Abderrazak Afilal : Je ne crois pas qu’il y ait des problèmes à ce sujet. La livraison des enveloppes relatives aux augmentations concernant les indemnités de promotion, pour les années 2001 et 2002 a été effectuée en l’an 2000, alors que celles de 2003, sera débloquée après 2004. En bref, il y a des échéances établies que le gouvernement doit respecter, sachant que jusqu’à présent, il a fourni des efforts considérables dans ce sens. Mais, toujours est-il que des dossiers demeurent suspendus, comme c’est le cas pour les administrateurs et cadres assimilés de la Fonction publique, et les intendants de l’enseignement secondaire.
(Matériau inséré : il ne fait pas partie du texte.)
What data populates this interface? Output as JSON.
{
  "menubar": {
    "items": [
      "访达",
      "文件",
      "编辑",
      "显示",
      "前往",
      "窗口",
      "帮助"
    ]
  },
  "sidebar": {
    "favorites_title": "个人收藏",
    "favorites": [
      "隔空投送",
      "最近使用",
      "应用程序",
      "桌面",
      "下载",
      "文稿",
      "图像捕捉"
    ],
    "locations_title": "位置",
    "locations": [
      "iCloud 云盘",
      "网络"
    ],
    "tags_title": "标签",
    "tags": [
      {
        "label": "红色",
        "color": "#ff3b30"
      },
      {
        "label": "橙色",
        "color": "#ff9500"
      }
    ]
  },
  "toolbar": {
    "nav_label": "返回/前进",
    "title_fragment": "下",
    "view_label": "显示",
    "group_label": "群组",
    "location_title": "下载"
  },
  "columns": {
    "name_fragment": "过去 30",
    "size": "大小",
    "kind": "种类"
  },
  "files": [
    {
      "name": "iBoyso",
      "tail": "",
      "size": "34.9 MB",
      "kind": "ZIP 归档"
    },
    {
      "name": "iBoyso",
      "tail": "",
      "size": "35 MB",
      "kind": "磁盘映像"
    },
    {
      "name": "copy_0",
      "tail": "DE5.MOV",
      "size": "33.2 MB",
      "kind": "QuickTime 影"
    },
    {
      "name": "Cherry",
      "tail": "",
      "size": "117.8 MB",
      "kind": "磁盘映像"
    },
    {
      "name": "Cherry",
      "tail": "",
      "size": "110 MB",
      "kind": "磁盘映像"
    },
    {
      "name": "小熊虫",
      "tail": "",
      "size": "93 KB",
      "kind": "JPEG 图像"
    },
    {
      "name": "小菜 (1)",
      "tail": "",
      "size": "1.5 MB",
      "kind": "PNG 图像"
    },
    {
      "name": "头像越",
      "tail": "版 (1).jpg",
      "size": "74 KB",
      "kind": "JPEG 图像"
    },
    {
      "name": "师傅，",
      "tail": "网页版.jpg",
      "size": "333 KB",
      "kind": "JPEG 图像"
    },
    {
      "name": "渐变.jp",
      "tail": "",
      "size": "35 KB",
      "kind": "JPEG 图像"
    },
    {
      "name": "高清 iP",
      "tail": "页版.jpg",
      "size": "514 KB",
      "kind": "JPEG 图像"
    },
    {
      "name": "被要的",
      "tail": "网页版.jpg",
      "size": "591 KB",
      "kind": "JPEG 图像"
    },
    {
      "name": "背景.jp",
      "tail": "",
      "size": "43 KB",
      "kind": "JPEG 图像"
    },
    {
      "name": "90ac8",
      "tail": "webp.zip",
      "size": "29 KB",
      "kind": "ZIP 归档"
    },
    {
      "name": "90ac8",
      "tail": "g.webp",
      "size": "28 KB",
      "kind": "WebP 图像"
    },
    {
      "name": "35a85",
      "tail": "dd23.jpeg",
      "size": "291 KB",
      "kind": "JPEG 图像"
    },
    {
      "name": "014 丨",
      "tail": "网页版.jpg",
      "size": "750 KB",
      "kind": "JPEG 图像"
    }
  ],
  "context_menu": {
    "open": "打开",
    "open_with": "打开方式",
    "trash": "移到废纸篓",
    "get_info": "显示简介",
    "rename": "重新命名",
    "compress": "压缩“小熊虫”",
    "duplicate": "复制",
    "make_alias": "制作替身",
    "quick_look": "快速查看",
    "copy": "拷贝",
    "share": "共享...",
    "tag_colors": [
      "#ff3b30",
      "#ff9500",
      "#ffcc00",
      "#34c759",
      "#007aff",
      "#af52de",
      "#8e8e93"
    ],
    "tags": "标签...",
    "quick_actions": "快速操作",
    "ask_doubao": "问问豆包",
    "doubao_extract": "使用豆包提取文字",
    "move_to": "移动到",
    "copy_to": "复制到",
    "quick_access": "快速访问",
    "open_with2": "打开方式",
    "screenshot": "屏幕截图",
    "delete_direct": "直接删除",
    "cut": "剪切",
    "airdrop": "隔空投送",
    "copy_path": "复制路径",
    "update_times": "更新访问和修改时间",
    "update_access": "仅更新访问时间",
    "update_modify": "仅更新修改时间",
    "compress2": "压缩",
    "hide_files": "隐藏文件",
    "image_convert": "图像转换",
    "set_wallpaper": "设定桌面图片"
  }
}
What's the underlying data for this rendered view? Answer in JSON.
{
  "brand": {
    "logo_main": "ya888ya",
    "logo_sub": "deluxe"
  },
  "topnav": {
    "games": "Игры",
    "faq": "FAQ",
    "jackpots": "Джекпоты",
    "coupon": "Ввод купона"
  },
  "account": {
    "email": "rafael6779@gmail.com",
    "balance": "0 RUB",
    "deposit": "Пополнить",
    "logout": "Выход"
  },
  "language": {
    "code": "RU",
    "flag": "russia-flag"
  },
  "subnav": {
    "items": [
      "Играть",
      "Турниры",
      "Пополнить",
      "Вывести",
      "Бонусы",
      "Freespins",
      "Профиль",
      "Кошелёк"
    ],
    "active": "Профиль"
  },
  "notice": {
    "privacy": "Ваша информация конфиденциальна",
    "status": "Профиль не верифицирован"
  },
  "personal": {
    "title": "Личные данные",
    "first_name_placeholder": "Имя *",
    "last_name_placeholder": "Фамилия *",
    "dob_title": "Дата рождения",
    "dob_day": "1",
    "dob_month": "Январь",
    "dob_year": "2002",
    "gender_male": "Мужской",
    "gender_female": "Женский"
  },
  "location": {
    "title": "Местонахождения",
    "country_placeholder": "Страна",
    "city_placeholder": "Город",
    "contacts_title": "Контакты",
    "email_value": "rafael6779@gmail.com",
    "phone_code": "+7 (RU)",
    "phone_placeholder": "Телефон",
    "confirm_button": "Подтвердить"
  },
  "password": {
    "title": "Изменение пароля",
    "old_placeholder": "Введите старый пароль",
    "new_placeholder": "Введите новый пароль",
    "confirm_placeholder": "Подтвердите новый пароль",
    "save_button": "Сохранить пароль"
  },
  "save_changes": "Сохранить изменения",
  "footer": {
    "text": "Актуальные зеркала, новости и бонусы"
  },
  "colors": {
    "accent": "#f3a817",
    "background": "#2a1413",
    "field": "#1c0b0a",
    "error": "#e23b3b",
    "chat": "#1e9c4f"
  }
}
Ce satisfecit dont vous faites allusion n’est pas manifeste à travers le budget du gouvernement. Qu’est-ce que vous en pensez ?
Vous savez, dans les budgets de l’Etat, il y a toujours des transferts et des réglages à effectuer, en fonction des besoins pressants et urgents. Je suppose qu’il y a des excédents qui peuvent contenir les dépenses consacrées aux augmentations précitées.
Des problèmes persistent en ce qui concerne les volets qui n’exigent pas d’enveloppe budgétaire, comme c’est le cas pour les décrets d’application du Code de travail. Qu’en dites-vous ?
Il faut reconnaître l’existence des divergences concernant l’acception de ce Code, étant donné que chaque partie l’interprète à sa manière.
A titre d’exemple, nous n’avons pas la même définition du contrat de travail. Bon nombre d’entrepreneurs exigent des contrats déterminés de 6 mois avant la titularisation des travailleurs, et n’acceptent pas la conclusion de contrats indéterminés. Les avis sont également partagés en ce qui concerne la réglementation du recours à la grève et les indemnités de chômage occasionné par une mesure de licenciement ou de fermeture d’entreprises, ainsi que pour ce qui est de la retraite. Bien entendu, nous estimons que ce gouvernement dispose d’une réelle volonté de redressement de la situation sociale, pourvu qu’il dure.
Est-ce que vous voulez dire que son mandat pourrait être interrompu ?
Non, mais les rumeurs ne manquent pas. Certains, en effet, estiment que le Premier ministre est allé loin dans le dossier social. Nous considérons à l’UGTM que ce que le gouvernement offre en termes d’augmentations de salaires, il le récupère à travers l’amélioration du niveau de consommation des citoyens. Bien entendu, la conception bureaucratique qui prévaut dans le domaine de la gestion financière est à l’origine de la persistance de certains problèmes.
Les gouvernements précédents n’avaient pas de stratégies économiques qui dépassent le conjoncturel. Deux exemples traduisent cette pauvreté. D’abord, on n’a jamais voulu comprendre qu’en procédant à une baisse des impôts, l’on pourrait élargir l’assiette fiscale. Ensuite, on continue jusqu’à aujourd’hui à préconiser l’encouragement des départs volontaires des travailleurs dans les entreprises à problèmes, sachant qu’à chaque fois, ce sont les meilleurs qui partent. De manière globale, le patronat préfère sacrifier ses cadres et la mise à niveau de sa gestion sur l’autel d’une compression salariale. D’où la paupérisation constante de notre tissu social. Sur ce, alors que nous espérions atteindre le seuil de 2,5 millions de travailleurs déclarés à la CNSS, nous ne disposons actuellement que d’une gamme qui ne dépasse guère les 900.000 personnes. Il est donc temps de revoir tout cette politique.